This is problem 9.6 from Cracking the Coding Interview (5th edition)
Implement an algorithm to print all valid combinations of n-pairs of parenthesis
EXAMPLE
Input: 3
Output:"((())), (()()), (())(), ()(()), ()()()"
Here is the algorithm I implemented(in Java)
private static Set<String> getAllComb(int n) {
Set<String> allPoss = new HashSet<String>();
if(n>0) {
if(n==1) {
allPoss.add("()");
} else {
Set<String> before = getAllComb(n-1);
for(String phrase: before) {
int length = phrase.length();
for(int start = length - 2; start>=0; start--) {
if(phrase.charAt(start) == '(') {
String phraseToConsider = phrase.substring(0, start+1) + "()" +
phrase.substring(start + 1);
if(!allPoss.contains(phraseToConsider)){
allPoss.add(phraseToConsider);
}
}
}
String phraseToConsider = "()" + phrase.substring(0);
if(!allPoss.contains(phraseToConsider)){
allPoss.add(phraseToConsider);
}
}
}
}
return allPoss;
}
This produces the correct output.

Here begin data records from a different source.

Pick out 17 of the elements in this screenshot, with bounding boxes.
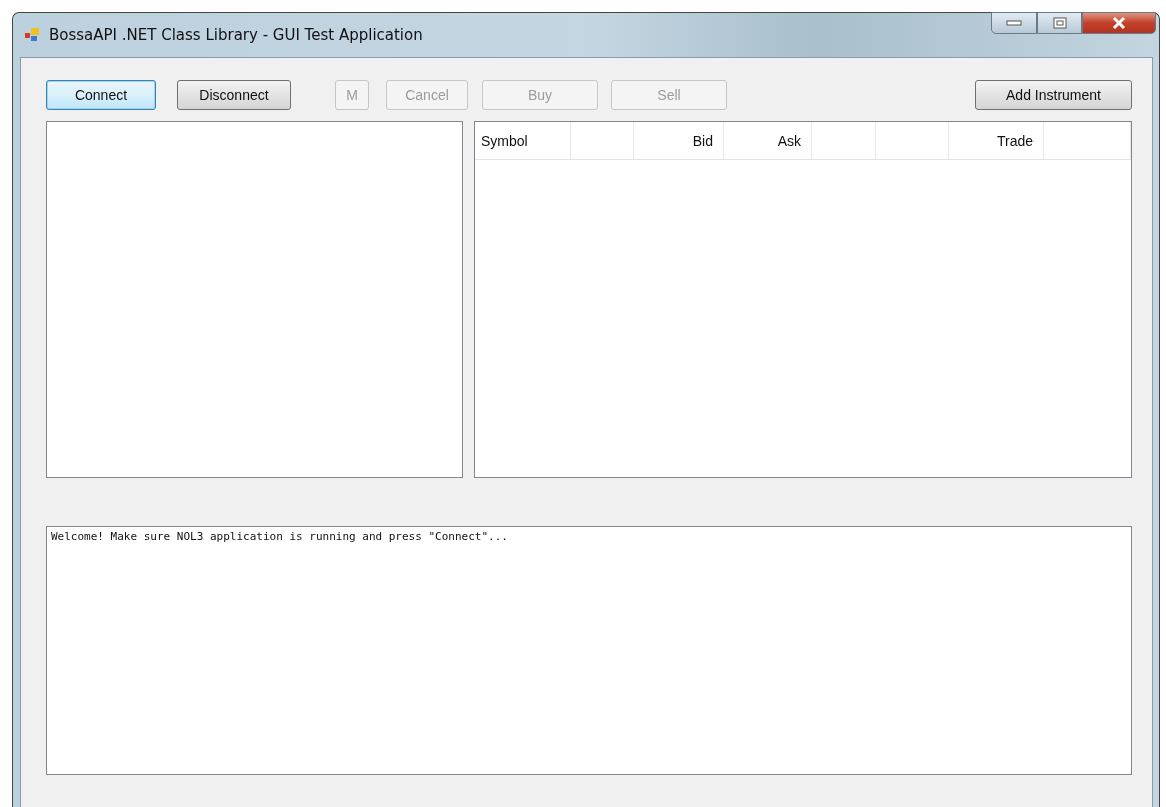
minimize-icon (1006, 20, 1022, 26)
log-box[interactable]: Welcome! Make sure NOL3 application is running and press "Connect"... (46, 526, 1132, 775)
column-header[interactable]: Trade (949, 122, 1044, 159)
toolbar-button[interactable]: Disconnect (177, 80, 291, 110)
restore-button[interactable] (1037, 12, 1082, 34)
toolbar-button[interactable]: Connect (46, 80, 156, 110)
window-title: BossaAPI .NET Class Library - GUI Test Application (49, 26, 423, 44)
restore-icon (1052, 17, 1067, 29)
close-icon (1111, 16, 1127, 30)
column-header[interactable]: Ask (724, 122, 812, 159)
minimize-button[interactable] (991, 12, 1037, 34)
close-button[interactable] (1082, 12, 1156, 34)
app-icon (25, 27, 41, 43)
toolbar-button[interactable]: Add Instrument (975, 80, 1132, 110)
column-header[interactable]: Bid (634, 122, 724, 159)
column-header[interactable]: Symbol (475, 122, 571, 159)
log-line: Welcome! Make sure NOL3 application is running and press "Connect"... (51, 530, 509, 543)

I know that interviewers(at least at Amazon) love to ask you the time and space complexity of your solution. For time complexity, I was able to show that the algorithm runs in O(n) with a recurrence relation. I am having trouble with analyzing the space complexity. I this is a recursive solution so it should be at least O(n) But at each recursive call, I am also generating a set that is bounded by n. Would the total space be O(n) because of the n recursive calls or is it O(n2) because of the set size of bound n for each recursive call n?